Whether indoors or outdoors, the Maryland High School Track & Field state meets are high up on the list of sporting events I love.
Over the course of six hours, you get to see everything that makes sports great: The spirit of competition, the drive and desire to be the best, the drama and passion. There’s triumph to delight in and heartbreak to feel for. There’s athletes digging down and finding more than you — and sometimes even they — ever thought they had.
That last sentence sums up what Williamsport’s girls achieved Monday in winning the Class 1A indoor team title. The Wildcats are a talented bunch. So was Digital Harbor. But Williamsport just wanted it a little more, and the Wildcats showed that in the very first event, as colleague Andrew Mason said in his story.

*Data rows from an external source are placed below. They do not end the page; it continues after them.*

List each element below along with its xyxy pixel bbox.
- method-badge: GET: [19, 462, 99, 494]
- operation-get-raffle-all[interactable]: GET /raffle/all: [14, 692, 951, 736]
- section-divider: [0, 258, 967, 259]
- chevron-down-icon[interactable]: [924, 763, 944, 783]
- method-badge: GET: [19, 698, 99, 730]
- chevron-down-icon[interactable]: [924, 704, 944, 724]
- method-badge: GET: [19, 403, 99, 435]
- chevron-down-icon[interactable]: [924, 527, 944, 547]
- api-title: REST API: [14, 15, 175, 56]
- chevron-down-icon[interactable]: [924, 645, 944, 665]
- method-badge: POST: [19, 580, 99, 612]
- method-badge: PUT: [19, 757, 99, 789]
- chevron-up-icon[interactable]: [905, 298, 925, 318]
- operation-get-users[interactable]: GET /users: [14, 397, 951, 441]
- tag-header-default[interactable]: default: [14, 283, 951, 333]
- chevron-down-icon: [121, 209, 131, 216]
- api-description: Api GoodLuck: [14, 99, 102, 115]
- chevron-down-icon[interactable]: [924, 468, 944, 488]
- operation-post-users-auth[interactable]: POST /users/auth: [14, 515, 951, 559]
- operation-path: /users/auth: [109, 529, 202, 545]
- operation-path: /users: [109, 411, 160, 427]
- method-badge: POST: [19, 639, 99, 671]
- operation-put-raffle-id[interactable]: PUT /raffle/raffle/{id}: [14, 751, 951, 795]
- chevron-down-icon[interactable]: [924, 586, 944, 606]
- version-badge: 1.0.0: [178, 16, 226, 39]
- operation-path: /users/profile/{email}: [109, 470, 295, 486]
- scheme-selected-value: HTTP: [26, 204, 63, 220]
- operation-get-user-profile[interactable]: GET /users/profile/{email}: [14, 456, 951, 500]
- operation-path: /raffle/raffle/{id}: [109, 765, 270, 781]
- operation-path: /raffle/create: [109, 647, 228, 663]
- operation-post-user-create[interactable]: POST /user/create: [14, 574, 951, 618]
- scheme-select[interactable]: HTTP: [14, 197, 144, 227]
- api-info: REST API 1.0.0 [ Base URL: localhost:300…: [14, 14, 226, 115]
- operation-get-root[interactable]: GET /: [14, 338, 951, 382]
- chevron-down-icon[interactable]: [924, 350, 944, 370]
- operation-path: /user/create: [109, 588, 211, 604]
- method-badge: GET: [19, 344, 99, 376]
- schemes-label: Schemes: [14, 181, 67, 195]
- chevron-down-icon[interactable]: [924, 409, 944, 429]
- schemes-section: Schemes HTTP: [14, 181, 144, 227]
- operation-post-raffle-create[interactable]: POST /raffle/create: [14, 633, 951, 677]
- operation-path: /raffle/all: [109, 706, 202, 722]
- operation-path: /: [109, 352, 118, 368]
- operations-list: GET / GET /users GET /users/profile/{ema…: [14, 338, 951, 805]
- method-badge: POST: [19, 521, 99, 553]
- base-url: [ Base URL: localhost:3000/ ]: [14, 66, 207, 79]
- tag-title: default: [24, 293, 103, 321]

Williamsport looked like toast after the first two legs of the girls 4×800-meter relay. The Wildcats were in fifth place, at least 50 meters behind the leaders, when Tracey Forsythe took the baton for the third leg. They were an afterthought. But not for long. Forsythe kept pumping her arms and churning her legs, and the gap closed to 40 meters … then 30 … then 20 … and by the time she roared through her final lap and passed off to Morgan Keplinger, the Wildcats were in second and hot on the heels of Poolesville for the lead. It was an incredible effort from Forsythe, and Keplinger finished the job by taking control on her final lap to edge Poolesville’s Jenny Reid and give Williamsport a huge early boost.
Keplinger was far from done, though. A few hours later, she turned in an effort that may have surpassed Forsythe’s for pure guts. In the 800, Keplinger roared into the lead in the third lap, passing Digital Harbor’s Regina Summerville, and opened up a sizable gap. But Glenelg’s Christina Giampalmo made a huge move in the final lap and caught Keplinger toward the end of the backstretch on the final lap. Keplinger looked done … right until Giampalmo came up on her shoulder. Keplinger dug really deep, matched Giampalmo stride for stride over the final 100 intense meters and got her shoulders just in front at the line. The pictue of her celebration afterwards shows how much the win meant to her.
The Wildcats refused to settle for anything Monday. They could have settled for a third- or fourth-place finish in that relay, or Keplinger could have consoled herself with second in the 800. If they had, they would not have won the team title. They did the hard things that had to be done for the ultimate success.
There is a flip side — laying it all on the line, doing your best and coming up just short. North Hagerstown’s Katie Ritter and South Hagerstown’s Kyle Toms know what that feels like, but neither has any reason to feel bad.
Ritter came in as the top seed in the 2A girls 300 in 42.17 seconds and ran 42.08, doing absolutely nothing wrong. But River Hill’s Dorehn Coleman — whose seeded time was 44.10 — ran a sizzling 41.60 for the gold. Clearly, Coleman didn’t have to exert herself to her max to qualify for the state meet at regionals, and it served as an example that sometimes the seeding sheets don’t accurately reflect how things could turn out.
If I feel for Ritter, my heart really goes out to Toms. On his final throw in the 2A boys shot put, he took the lead with a very good throw of 49-11 3/4 — just a quarter-inch shy of the goal of 50 feet he had set for himself. He must have thought he had the gold, until Clarksburg’s Robert Thompson threw 50-1 on his final attempt to wrest the title away. Again, there’s no shame in doing your best and getting beat.